Fast-Food Chains Competition Gets Fiercer as Our Lives (and Consumption Patterns) Return Back to Normal

Last year amid the pandemic most fast-food chains were changing their market strategies quickly. The new approach could be called “the necessary things come first” and employed two major strategic shifts (see my piece on McDonald’s here):

  • focus on the main menu items like burgers or pizza while removing unpopular sides, salads, and special offers;
  • concentrating on efficient production and fast delivery as remote customers valued these parts the most.

The situation has been normalizing recently. Many uncertainties still remain about the vaccinations’ long-term effectiveness and the possibility of the new more contagious virus strains emerging but skies definitely look brighter now. This led to customers flocking back to public places and public consumption patterns. So it is interesting to explore what strategies the most popular fast-food chains use now in order to divert the client flow to their restaurants.

New product: It’s all about chicken now

Crispy chicken sandwiches are suddenly all over the place (see). Virtually every popular chain has lately launched a beefed up (sorry, chickened up) version of their chicken burgers.

Several factors contributed to this. Many customers consider chicken to be a better choice diet wise and while they still come to the restaurants to get a nutritious serving chicken meat seems a leaner choice. Besides, those YouTube culinary channels you have been watching during the lockdown created the impression (and mostly correctly so) that fast-food offers could do better in terms of ingredients, quality, and look of the dish. But most importantly, it seems that consumers do not just want to get back to normal. They want a better normality. Come on, we have learned to routinely work from home, drive robot augmented electric cars, and watch tourist shuttles shooting into space weekly, but still cannot get a fancy burger?

New sales technique: Mobile apps deals

The returning of the consumer to the brick-and-mortar restaurants after a long hiatus offers a great possibility to change the customers’ brand loyalty. Everybody is more open to something new nowadays. Life after COVID may change and even improve, so many people give it a chance. In this situation, it is crucial to make a customer visit your chain at least once. Hence the ubiquity of deals and free offers (see and see).

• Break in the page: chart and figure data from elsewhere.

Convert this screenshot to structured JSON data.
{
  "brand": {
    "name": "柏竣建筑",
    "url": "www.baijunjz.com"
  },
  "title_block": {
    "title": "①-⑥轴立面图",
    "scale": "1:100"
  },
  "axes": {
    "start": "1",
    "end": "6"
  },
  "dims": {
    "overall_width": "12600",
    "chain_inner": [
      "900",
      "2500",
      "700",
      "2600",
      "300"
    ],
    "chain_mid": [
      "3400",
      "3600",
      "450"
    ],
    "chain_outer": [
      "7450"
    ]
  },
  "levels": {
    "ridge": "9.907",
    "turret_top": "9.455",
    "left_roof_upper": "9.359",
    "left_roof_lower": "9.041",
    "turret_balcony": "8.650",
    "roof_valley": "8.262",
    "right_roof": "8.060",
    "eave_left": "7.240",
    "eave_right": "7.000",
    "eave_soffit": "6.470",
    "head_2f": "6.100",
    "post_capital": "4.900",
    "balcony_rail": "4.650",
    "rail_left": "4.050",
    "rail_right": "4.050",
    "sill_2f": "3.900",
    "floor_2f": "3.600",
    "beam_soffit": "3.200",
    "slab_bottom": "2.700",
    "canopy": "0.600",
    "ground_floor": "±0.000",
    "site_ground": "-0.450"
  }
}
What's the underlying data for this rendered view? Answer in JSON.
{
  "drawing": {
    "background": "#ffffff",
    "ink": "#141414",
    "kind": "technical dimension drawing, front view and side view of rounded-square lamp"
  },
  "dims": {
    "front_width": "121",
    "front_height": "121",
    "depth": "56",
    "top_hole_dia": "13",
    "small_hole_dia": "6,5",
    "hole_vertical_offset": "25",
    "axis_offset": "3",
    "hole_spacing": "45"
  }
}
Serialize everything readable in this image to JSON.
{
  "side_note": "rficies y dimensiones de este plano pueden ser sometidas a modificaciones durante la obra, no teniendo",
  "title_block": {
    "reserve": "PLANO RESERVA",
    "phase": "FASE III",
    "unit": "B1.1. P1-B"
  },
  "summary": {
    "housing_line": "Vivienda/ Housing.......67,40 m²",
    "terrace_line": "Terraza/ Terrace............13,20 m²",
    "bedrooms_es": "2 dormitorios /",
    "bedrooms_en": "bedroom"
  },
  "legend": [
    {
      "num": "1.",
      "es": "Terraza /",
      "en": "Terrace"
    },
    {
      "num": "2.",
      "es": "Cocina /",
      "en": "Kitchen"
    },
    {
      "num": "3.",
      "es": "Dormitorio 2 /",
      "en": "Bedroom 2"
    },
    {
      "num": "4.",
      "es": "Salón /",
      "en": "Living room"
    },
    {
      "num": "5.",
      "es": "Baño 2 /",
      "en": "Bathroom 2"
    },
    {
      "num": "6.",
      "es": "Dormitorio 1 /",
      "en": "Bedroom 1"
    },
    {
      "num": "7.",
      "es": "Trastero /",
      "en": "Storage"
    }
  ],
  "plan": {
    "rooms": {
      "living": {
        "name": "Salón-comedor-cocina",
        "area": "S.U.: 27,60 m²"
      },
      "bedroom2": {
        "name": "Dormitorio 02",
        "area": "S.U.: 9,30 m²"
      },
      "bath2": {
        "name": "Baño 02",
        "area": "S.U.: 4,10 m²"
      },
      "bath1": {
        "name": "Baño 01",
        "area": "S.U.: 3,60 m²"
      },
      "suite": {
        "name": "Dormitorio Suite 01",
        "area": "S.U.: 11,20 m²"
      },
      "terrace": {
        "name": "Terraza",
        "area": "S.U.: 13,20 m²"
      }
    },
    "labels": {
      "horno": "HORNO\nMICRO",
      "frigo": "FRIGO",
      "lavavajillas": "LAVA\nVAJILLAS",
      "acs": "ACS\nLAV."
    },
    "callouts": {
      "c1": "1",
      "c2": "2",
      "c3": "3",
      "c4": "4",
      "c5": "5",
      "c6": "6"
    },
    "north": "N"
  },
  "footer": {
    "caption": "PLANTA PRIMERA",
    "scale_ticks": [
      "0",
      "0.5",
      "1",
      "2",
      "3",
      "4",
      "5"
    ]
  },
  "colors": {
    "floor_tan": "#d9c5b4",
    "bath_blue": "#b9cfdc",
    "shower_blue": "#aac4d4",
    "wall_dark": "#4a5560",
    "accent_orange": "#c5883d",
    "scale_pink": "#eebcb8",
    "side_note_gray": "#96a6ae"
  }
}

Nevertheless, this time the deals marketing strategy comes with a hint. The promo offers hidden tagline is “Get into their smartphone and you will get into their lives”. So it is natural that most ads are connected to encouraging customers to download the chain’s mobile ordering app, start using it for the first time, or turn mobile orders into a habit.

New marketing: Special celebrity branded meals

Another usual way to drive customers into your venues is teaming up with celebrities to advertise your product. The current marketing cycle seems to have developed a new approach in this field as well. Now it is often the merchandise concept, so heavily relied upon by online personalities and influencers, but tailored to the dining out business: special meal offer named after a celebrity (see).

Basically, it is bringing the Nike Jordan brand endorsement strategy to the table. In this instance, however, it looks like the public personalities providing their names for the campaign get more from these contracts. Not only do they get paid for their name, but they also get their name (which is essentially the name of their brand) promoted. Fast-food companies in their turn get a chance to increase the impact of their ad message by using the combined power of both brands, as well as attract some of the younger celebrity-oriented customer segments.

New production: Delivery-only kitchens

Some players on the fast-food market go even further: they try to incorporate the lessons learned during the pandemic into their new business-as-usual strategies. At least two of the nationwide food chains announced that they will be relying on the delivery-only kitchen sites in the future (see).

If successful, this move could lead to a major overhaul in the public eating market. Fundamentally, two aspects of this new production approach are important in terms of strategy. First, it is fairly probable that after some time relishing the freedom of dining out, at least some of the consumers will recall that food delivery services nowadays are quite fast, convenient, and their quality is actually nice. In this case, we can see the second wave of interest in the delivery-based food segment. Second, this basically is an initial step in the direction of fast-food companies going downstream. There is a serious chance that the food chains could gain momentum and go after the market disrupters like delivery services and order integrators.

Conclusion: Your strategy must constantly evolve

The pressure and the creativity, with which fast-food chains are attacking the food services market nowadays, shows that any business can revive and thrive on the market after some hard periods. It is just crucial that you are adaptable, learn from the environment, ready to develop new ways, and eager to take some risks.